Um diese Zeit kamen aus der Schweiz Saftzentrifugen auf den Markt, denn die Zubereitung frischer Obst- und Gemüsesäfte in der eigenen Küche wurde immer beliebter. Das veranlasste den Vater, eine Saftzentrifuge als Zubehör zum 'Multimix' zu konstruieren. Nach sehr kurzer Entwicklungszeit konnten wir sie im Herbst 1951 auf den Markt bringen. Wir nannten sie 'Multipress'. Das war der erste Schritt bei Braun, den Mixer zur vielseitigen Küchenmaschine zu erweitern. Vater hatte noch vor seinem Tode im November 1951 Überlegungen für weitere Zusatzgeräte, besonders für ein Rühr- und Knetwerk, angestellt. 1952 griff ich seine Ideen auf und entwickelte mit Günter Falkenbach und Karlheinz Halbig ein Programm von Zusatzgeräten für den 'Multimix', das wir 1953 auf den Markt bringen konnten (Abb. 2).
Aber bald entsprach der 'Multimix' nicht mehr dem Stand der Technik.
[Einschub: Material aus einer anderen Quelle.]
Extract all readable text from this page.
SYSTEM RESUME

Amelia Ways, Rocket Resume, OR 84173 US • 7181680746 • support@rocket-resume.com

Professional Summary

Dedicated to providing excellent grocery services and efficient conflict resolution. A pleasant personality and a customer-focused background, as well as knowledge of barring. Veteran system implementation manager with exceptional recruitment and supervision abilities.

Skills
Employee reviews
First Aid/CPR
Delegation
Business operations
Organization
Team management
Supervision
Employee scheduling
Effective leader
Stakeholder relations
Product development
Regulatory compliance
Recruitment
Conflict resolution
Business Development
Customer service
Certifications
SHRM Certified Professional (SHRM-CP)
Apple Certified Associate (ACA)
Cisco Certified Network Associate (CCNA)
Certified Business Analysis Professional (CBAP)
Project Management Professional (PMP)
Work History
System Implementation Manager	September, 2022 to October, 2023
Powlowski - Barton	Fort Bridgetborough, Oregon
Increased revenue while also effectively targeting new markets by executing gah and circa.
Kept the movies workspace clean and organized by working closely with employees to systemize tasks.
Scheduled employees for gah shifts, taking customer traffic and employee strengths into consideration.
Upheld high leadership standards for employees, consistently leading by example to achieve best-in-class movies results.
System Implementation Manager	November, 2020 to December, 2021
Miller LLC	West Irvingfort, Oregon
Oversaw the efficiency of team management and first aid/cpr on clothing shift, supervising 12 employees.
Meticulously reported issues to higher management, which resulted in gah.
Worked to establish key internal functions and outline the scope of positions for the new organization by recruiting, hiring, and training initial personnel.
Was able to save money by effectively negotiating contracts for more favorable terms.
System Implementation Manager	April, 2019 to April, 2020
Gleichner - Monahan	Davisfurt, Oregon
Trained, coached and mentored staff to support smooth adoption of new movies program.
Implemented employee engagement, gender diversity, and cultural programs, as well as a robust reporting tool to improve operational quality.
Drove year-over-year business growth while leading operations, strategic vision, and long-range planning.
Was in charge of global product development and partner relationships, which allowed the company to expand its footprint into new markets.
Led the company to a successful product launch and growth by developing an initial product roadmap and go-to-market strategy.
Sein lackiertes Metallgehäuse war nicht doppelt isoliert und durch viele Arbeitsgänge umständlich in der Herstellung. Auch das Auswuchten der schnell laufenden Motoren musste verbessert werden. Wir verwendeten für das neue Modell Kunststoff, und so entstand die sehr gelungene, patentierte Konstruktion aus zwei Pressstoffteilen, die gleichzeitig Motorlager und Konus für den Mixbecher aufnahmen (Abb. 3 und 4). Anker und Ventilator mussten zum Einbau nicht mehr getrennt werden. Das erleichterte deutlich das Auswuchten und zudem hatte das Gerät eine höhere elektrische Sicherheit. Selbstverständlich passte das neue Modell auch zu den vorhandenen Zusatzgeräten.
Anbauten an einen Mixer können – auch wenn sie gut funktionieren – nur ein Notbehelf sein. Wir brauchten in unserem Geräteprogramm eine kompakte Küchenmaschine und fingen 1956 mit der Entwicklung an. Meine grundlegende Idee, bei dieser Maschine die Schüssel vom Rand her anzutreiben, damit das Rührwerk planetenförmig arbeiten konnte, wurde im In- und Ausland patentiert.
Bei der Entwicklung der Küchenmaschine diente zuerst ein Versuchsmuster mit getrennt angetriebener Schüssel der Ermittlung geeigneter Drehzahlen (Abb. 6). Nach umfangreichen Rühr- und Knetversuchen konnten wir eine Differenzdrehzahl festlegen und die Schüssel problemlos vom Rand her antreiben (Abb. 7). Diese Versuchsaufbauten sehen nicht schön aus, aber darauf kommt es nicht an, sie müssen funktionieren und sie sind eine notwendige Voraussetzung für die weitere Konstruktionsarbeit.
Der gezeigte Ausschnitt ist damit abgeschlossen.